Книга: Фантомный бес
Назад: Мура – баронесса
Дальше: Новая стадия планетарной жизни. 1922

Чувства германской расы

Зыбкий союз между германскими коммунистами и так называемой Рабочей партией мог возникнуть еще в начале 20-х. Ведь и те и другие – за рабочих! Впрочем, уже тогда подобный союз показался бы мутным и странным. Тем не менее, когда в феврале 1920 года Адольф Гитлер, выступая в Мюнхене, в пивном зале Хофбройхаус, огласил программу Немецкой рабочей партии, многие ее положения видный немецкий коммунист Эрнст Тельман оценил высоко и готов был разделить. В какой-то из дней выписки из этой программы принес ему приятель Вилли Леман, который работал в полиции, в коммунистах не состоял, но немного им сочувствовал, что не мешало ему заглядывать на заседания и других партий. Они уселись и принялись читать:

«Мы требуем объединения всех немцев в Великую Германию на основе права народов на самоопределение. Мы требуем равноправия для немецкого народа наравне с другими нациями. Гражданином Германии может быть только тот, кто принадлежит к немецкой нации, в чьих жилах течет немецкая кровь… Требуем уничтожения нетрудовых и легких доходов… Требуем участия рабочих и служащих в распределении прибыли крупных коммерческих предприятий. Требуем достойного пенсионного обеспечения. Требуем безжалостной борьбы против тех, кто своей деятельностью вредит интересам общества».

– Смотри-ка, – хмыкнул Тельман. – Они за интересы общества!

– Читай, читай! – откликнулся Леман.

«Государство должно заботиться о всестороннем развитии системы народного образования. С малых лет школа должна целенаправленно обучать ребенка пониманию идей государственности. Мы требуем, чтобы особо талантливые дети бедных родителей получали образование за счет государства… Государство должно направить все усилия на оздоровление нации: обеспечить защиту материнства и детства, запретить детский труд, создать клубы физического развития молодежи. Требуем ликвидации наемного войска и создания народной армии… требуем открытой политической борьбы против заведомой политической лжи и ее распространения в прессе…»

– А мы разве за ложь? – прошептал Тельман. – Нет, мы тоже против лжи.

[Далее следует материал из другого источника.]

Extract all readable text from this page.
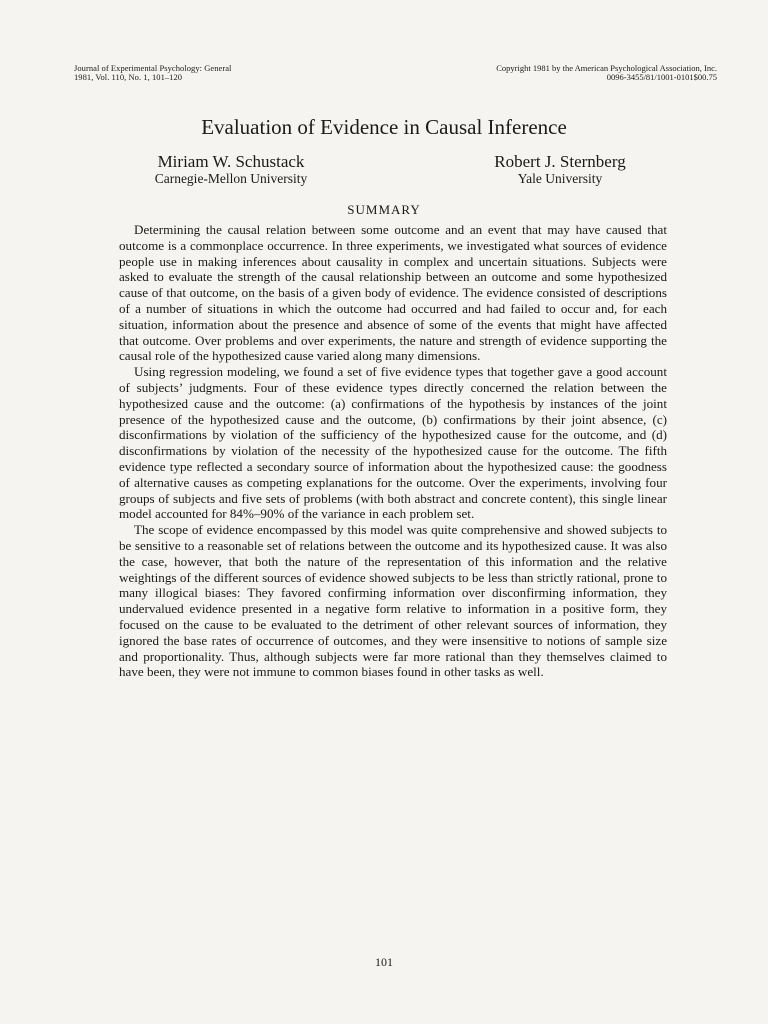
Journal of Experimental Psychology: General
1981, Vol. 110, No. 1, 101–120
Copyright 1981 by the American Psychological Association, Inc.
0096-3455/81/1001-0101$00.75
Evaluation of Evidence in Causal Inference
Miriam W. Schustack
Carnegie-Mellon University
Robert J. Sternberg
Yale University
SUMMARY

Determining the causal relation between some outcome and an event that may have caused that outcome is a commonplace occurrence. In three experiments, we investigated what sources of evidence people use in making inferences about causality in complex and uncertain situations. Subjects were asked to evaluate the strength of the causal relationship between an outcome and some hypothesized cause of that outcome, on the basis of a given body of evidence. The evidence consisted of descriptions of a number of situations in which the outcome had occurred and had failed to occur and, for each situation, information about the presence and absence of some of the events that might have affected that outcome. Over problems and over experiments, the nature and strength of evidence supporting the causal role of the hypothesized cause varied along many dimensions.

Using regression modeling, we found a set of five evidence types that together gave a good account of subjects’ judgments. Four of these evidence types directly concerned the relation between the hypothesized cause and the outcome: (a) confirmations of the hypothesis by instances of the joint presence of the hypothesized cause and the outcome, (b) confirmations by their joint absence, (c) disconfirmations by violation of the sufficiency of the hypothesized cause for the outcome, and (d) disconfirmations by violation of the necessity of the hypothesized cause for the outcome. The fifth evidence type reflected a secondary source of information about the hypothesized cause: the goodness of alternative causes as competing explanations for the outcome. Over the experiments, involving four groups of subjects and five sets of problems (with both abstract and concrete content), this single linear model accounted for 84%–90% of the variance in each problem set.

The scope of evidence encompassed by this model was quite comprehensive and showed subjects to be sensitive to a reasonable set of relations between the outcome and its hypothesized cause. It was also the case, however, that both the nature of the representation of this information and the relative weightings of the different sources of evidence showed subjects to be less than strictly rational, prone to many illogical biases: They favored confirming information over disconfirming information, they undervalued evidence presented in a negative form relative to information in a positive form, they focused on the cause to be evaluated to the detriment of other relevant sources of information, they ignored the base rates of occurrence of outcomes, and they were insensitive to notions of sample size and proportionality. Thus, although subjects were far more rational than they themselves claimed to have been, they were not immune to common biases found in other tasks as well.

101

– Смотря что считать ложью, – заметил Леман. – Но ты дочитывай.

«Мы требуем свободы для тех религиозных вероисповеданий, которые не выступают против нравственных и моральных чувств германской расы. Наша партия стоит на позициях позитивного христианства, но при этом не связана убеждениями с какой-либо определенной конфессией. Она борется с еврейско-материалистическим духом внутри и вне нас и убеждена, что дальнейшее выздоровление народного организма может быть достигнуто путем постоянного очищения внутри самого себя. Неукоснителен принцип приоритета общественных интересов над личными! Требуем создания сильной централизованной власти. Лидеры партии берут на себя обязательства по выполнению вышеуказанных пунктов любой ценой, а в случае необходимости, даже жертвуя собственными жизнями».

– Ну что ж… здраво, – вздохнул Тельман. – Кто мог от них такого ожидать? Готовы жертвовать жизнями… Смахивает на социализм. А разве не так? – Он смотрел на Лемана внимательно.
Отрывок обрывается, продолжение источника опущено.